Informasi tersebut disampaikan Kepala Pusat Data, Informasi, dan Komunikasi Kebencanaan BNPB, Abdul Muhari, dalam keterangan tertulis.

Laporan pertama mencatat angin puting beliung yang melanda Kabupaten Pinrang, Provinsi Sulawesi Selatan, pada Minggu (14/12). Peristiwa ini berdampak pada dua desa, yakni Desa Padaelo di Kecamatan Mattiro Bulu dan Desa Lanrisang di Kecamatan Lanrisang.

Sebanyak 22 unit rumah mengalami rusak ringan, 17 rumah rusak sedang, dan 17 rumah rusak berat. Selain itu, dua fasilitas pendidikan, satu pabrik penggilingan padi, serta lima bangunan pembakaran batu bata dilaporkan roboh. Pascakejadian, BPBD Kabupaten Pinrang melakukan asesmen dan koordinasi dengan pemerintah desa setempat.

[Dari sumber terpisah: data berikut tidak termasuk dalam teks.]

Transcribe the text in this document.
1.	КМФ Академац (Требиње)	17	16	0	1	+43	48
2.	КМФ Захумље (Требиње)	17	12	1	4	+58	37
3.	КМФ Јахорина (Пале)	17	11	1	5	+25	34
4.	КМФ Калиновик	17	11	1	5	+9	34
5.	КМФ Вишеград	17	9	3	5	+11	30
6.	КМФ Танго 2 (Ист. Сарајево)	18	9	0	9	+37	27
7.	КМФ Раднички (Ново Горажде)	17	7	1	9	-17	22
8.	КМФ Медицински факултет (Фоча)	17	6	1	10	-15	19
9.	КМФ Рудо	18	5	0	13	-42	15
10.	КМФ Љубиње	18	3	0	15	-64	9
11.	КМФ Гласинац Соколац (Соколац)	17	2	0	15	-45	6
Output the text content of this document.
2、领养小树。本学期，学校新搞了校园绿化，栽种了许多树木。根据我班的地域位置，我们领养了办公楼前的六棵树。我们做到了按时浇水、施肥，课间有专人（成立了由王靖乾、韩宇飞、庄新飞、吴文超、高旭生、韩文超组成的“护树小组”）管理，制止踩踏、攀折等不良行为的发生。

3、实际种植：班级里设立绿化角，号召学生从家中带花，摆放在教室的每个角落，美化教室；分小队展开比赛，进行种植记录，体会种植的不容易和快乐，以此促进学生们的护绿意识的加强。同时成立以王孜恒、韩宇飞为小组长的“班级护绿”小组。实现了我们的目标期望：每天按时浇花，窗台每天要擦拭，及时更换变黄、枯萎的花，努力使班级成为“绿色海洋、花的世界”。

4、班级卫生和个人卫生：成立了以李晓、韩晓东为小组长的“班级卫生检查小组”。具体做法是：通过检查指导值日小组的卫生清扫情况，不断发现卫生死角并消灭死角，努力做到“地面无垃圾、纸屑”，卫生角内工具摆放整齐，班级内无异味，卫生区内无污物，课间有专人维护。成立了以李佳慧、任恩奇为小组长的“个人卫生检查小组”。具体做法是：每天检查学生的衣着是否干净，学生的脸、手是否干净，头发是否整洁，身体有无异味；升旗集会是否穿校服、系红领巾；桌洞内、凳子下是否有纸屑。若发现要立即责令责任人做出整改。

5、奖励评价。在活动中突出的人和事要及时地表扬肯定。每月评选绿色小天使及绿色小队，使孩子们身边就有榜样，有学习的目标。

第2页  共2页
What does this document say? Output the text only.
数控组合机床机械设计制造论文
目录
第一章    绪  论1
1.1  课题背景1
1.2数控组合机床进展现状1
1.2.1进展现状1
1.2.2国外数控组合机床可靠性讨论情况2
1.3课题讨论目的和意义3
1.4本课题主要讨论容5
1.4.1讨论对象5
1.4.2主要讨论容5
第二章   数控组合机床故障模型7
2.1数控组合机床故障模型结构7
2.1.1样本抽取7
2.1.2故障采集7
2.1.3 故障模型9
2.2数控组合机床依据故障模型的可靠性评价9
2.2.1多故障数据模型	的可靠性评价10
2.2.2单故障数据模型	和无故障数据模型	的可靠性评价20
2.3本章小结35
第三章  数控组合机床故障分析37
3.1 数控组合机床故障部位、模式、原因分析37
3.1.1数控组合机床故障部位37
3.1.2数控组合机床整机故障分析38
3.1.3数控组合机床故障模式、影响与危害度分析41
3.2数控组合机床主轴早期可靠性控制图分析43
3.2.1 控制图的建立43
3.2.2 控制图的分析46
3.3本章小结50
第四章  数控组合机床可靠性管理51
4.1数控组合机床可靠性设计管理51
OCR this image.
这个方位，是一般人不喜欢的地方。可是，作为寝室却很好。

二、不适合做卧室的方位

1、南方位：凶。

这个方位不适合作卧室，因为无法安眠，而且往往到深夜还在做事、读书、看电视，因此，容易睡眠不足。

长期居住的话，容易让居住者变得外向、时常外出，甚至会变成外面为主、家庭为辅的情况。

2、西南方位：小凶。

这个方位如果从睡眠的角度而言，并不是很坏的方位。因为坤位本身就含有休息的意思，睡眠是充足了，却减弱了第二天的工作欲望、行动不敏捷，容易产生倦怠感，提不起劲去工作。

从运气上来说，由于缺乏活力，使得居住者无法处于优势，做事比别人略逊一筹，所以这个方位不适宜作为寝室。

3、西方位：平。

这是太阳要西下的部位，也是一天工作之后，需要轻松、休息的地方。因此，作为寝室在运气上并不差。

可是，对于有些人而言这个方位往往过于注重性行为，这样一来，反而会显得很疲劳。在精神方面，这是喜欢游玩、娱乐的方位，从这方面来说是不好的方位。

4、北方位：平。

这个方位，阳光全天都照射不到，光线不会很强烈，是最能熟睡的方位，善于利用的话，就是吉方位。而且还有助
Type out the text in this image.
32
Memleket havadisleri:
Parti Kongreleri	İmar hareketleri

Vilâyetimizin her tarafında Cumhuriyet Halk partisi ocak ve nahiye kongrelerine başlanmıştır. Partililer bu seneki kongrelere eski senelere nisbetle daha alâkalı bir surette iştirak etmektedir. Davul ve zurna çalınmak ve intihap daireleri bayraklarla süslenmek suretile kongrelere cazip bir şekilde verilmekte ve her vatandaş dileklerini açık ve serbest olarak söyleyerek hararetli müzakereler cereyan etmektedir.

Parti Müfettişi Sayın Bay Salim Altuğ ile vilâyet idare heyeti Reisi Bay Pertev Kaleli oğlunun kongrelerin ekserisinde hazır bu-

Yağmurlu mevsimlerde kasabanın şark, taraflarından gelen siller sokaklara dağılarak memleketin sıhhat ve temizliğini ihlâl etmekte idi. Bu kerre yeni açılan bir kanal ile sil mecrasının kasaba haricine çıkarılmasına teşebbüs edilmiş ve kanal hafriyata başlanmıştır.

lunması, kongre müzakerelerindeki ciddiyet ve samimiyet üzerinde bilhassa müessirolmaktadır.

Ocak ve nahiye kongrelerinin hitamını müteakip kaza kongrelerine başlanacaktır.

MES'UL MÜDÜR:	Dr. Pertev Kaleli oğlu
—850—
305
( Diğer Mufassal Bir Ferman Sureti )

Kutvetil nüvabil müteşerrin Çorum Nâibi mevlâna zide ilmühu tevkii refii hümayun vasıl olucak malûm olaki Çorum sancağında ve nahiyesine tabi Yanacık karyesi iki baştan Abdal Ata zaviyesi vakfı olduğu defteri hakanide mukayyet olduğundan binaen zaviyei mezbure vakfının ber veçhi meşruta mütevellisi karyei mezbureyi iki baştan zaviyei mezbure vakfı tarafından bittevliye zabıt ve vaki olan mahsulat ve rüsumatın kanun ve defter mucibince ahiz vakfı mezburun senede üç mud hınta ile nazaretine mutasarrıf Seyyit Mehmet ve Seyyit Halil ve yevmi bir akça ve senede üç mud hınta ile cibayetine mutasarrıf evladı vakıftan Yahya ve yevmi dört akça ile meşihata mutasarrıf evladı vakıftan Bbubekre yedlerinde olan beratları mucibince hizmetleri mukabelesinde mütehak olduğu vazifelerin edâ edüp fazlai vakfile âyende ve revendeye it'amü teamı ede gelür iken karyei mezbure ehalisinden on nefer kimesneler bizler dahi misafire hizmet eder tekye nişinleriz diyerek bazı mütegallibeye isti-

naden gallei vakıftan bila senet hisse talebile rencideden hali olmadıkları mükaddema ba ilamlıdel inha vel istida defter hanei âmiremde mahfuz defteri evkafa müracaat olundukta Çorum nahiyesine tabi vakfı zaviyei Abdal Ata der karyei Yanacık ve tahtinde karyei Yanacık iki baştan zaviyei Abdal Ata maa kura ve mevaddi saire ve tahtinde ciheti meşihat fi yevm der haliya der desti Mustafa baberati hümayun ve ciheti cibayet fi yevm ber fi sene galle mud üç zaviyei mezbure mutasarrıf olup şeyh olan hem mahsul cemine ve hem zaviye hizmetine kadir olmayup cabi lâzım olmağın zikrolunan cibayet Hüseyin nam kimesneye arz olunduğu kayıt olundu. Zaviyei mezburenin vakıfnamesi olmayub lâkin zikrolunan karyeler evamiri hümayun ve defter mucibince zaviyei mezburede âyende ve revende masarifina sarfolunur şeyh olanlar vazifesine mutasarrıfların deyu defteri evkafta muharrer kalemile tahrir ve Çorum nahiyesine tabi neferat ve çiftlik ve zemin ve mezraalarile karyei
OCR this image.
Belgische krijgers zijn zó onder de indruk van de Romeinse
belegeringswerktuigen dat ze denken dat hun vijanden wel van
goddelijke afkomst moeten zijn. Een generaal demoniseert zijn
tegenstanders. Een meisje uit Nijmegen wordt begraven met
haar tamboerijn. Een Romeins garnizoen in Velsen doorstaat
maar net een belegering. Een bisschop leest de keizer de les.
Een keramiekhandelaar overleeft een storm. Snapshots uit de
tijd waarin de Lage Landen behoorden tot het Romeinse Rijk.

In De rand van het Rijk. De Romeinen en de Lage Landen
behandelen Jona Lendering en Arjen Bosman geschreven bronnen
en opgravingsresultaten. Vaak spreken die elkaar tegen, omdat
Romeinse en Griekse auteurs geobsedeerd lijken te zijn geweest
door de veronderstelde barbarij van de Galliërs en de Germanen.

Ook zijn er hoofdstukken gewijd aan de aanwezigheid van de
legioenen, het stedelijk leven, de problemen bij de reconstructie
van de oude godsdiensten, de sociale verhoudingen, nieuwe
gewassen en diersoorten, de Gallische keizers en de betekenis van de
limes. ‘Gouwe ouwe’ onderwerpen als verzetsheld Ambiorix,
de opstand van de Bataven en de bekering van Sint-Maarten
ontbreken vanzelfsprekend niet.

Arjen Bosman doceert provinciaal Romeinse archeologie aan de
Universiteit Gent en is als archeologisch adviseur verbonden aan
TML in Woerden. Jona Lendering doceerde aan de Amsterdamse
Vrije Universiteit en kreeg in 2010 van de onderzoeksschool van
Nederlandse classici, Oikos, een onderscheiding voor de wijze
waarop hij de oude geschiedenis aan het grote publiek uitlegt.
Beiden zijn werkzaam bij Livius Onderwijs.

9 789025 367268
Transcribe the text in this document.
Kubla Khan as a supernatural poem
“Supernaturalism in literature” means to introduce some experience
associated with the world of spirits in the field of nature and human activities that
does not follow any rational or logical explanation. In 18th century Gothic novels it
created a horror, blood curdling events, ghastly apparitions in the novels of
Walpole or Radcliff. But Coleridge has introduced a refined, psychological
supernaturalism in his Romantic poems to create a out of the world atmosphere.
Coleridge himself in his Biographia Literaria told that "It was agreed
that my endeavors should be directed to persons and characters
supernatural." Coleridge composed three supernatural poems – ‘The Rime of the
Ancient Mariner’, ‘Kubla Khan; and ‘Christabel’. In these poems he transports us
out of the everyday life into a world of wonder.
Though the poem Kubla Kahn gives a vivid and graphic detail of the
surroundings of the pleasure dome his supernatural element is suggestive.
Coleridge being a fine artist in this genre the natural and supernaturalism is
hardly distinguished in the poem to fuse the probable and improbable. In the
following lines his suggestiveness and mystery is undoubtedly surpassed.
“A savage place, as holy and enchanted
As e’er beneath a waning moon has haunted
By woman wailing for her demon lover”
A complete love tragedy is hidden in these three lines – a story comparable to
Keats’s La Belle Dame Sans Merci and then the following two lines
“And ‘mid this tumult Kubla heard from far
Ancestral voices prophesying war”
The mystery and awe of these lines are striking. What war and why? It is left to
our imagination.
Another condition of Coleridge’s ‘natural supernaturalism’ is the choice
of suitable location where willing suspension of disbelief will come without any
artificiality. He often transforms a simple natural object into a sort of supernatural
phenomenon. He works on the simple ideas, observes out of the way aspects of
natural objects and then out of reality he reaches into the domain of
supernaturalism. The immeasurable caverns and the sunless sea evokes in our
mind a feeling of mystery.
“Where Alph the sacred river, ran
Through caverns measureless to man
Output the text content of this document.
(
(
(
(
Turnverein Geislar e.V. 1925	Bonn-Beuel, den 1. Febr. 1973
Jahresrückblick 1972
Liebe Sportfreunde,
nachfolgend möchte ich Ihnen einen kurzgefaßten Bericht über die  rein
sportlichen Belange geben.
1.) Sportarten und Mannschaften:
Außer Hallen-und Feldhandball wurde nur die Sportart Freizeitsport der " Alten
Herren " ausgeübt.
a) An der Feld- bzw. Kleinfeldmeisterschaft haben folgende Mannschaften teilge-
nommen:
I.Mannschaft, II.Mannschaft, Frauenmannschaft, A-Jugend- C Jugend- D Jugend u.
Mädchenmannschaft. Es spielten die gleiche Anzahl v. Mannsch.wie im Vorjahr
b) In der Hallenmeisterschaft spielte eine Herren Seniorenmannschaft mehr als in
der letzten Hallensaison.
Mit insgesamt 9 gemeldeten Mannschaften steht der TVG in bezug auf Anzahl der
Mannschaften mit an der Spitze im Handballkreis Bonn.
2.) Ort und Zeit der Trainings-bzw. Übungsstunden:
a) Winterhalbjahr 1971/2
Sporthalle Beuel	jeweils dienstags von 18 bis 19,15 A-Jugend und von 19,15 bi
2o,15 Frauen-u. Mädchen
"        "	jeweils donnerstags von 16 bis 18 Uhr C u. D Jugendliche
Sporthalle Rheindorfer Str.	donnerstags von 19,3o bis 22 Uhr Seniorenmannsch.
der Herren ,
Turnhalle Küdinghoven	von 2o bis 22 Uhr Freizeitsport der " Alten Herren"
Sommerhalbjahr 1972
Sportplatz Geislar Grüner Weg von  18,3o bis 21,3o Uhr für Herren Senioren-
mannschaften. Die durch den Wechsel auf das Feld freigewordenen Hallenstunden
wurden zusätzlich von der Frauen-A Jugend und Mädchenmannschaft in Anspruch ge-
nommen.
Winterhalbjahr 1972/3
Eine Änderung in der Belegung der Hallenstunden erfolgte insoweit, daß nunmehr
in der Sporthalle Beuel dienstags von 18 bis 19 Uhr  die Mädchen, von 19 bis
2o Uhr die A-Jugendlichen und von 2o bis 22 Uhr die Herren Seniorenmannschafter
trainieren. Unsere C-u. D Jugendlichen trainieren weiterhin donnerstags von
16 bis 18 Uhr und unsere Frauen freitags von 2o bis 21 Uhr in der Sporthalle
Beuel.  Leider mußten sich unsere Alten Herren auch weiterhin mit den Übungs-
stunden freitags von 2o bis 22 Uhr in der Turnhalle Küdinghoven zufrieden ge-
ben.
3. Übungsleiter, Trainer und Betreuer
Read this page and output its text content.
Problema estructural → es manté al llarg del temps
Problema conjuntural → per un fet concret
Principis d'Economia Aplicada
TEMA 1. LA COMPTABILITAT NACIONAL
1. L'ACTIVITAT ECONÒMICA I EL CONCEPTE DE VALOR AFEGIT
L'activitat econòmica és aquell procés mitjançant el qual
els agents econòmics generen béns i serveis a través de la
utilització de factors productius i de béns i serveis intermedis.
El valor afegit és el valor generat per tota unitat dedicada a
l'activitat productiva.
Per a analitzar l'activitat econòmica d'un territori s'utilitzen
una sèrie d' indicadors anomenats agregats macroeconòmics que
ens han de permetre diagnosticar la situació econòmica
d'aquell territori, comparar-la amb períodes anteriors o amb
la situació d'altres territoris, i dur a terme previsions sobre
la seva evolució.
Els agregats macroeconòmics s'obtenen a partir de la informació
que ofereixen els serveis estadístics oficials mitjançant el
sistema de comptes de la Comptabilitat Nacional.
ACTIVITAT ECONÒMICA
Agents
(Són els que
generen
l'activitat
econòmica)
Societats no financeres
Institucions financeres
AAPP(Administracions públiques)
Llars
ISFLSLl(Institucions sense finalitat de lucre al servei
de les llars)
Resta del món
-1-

Sementara itu, banjir melanda Kabupaten Ogan Komering Ilir, Provinsi Sumatera Selatan, akibat hujan dengan intensitas tinggi pada Minggu (14/12). Debit air sungai meningkat dan meluap sekitar pukul 16.00 WIB, merendam Desa Gajah Mukti, Gajah Mulya, dan Sidomulyo dengan tinggi muka air 10–30 sentimeter.

Sebanyak 171 kepala keluarga, 164 unit rumah, dan lima fasilitas ibadah terdampak. Aktivitas sosial dan perekonomian warga pun terganggu. BPBD setempat telah melakukan asesmen dan koordinasi lanjutan.

Masih di Sumatera Selatan, banjir disertai tanah bergerak terjadi di Kabupaten Penukal Abab Lematang Ilir pada Sabtu (13/12). Peristiwa ini berdampak pada empat desa dan menyebabkan 375 KK, 510 rumah, satu fasilitas ibadah, serta empat akses jalan terdampak.

BNPB mengimbau pemerintah daerah dan masyarakat meningkatkan kewaspadaan terhadap potensi banjir, longsor, dan cuaca ekstrem.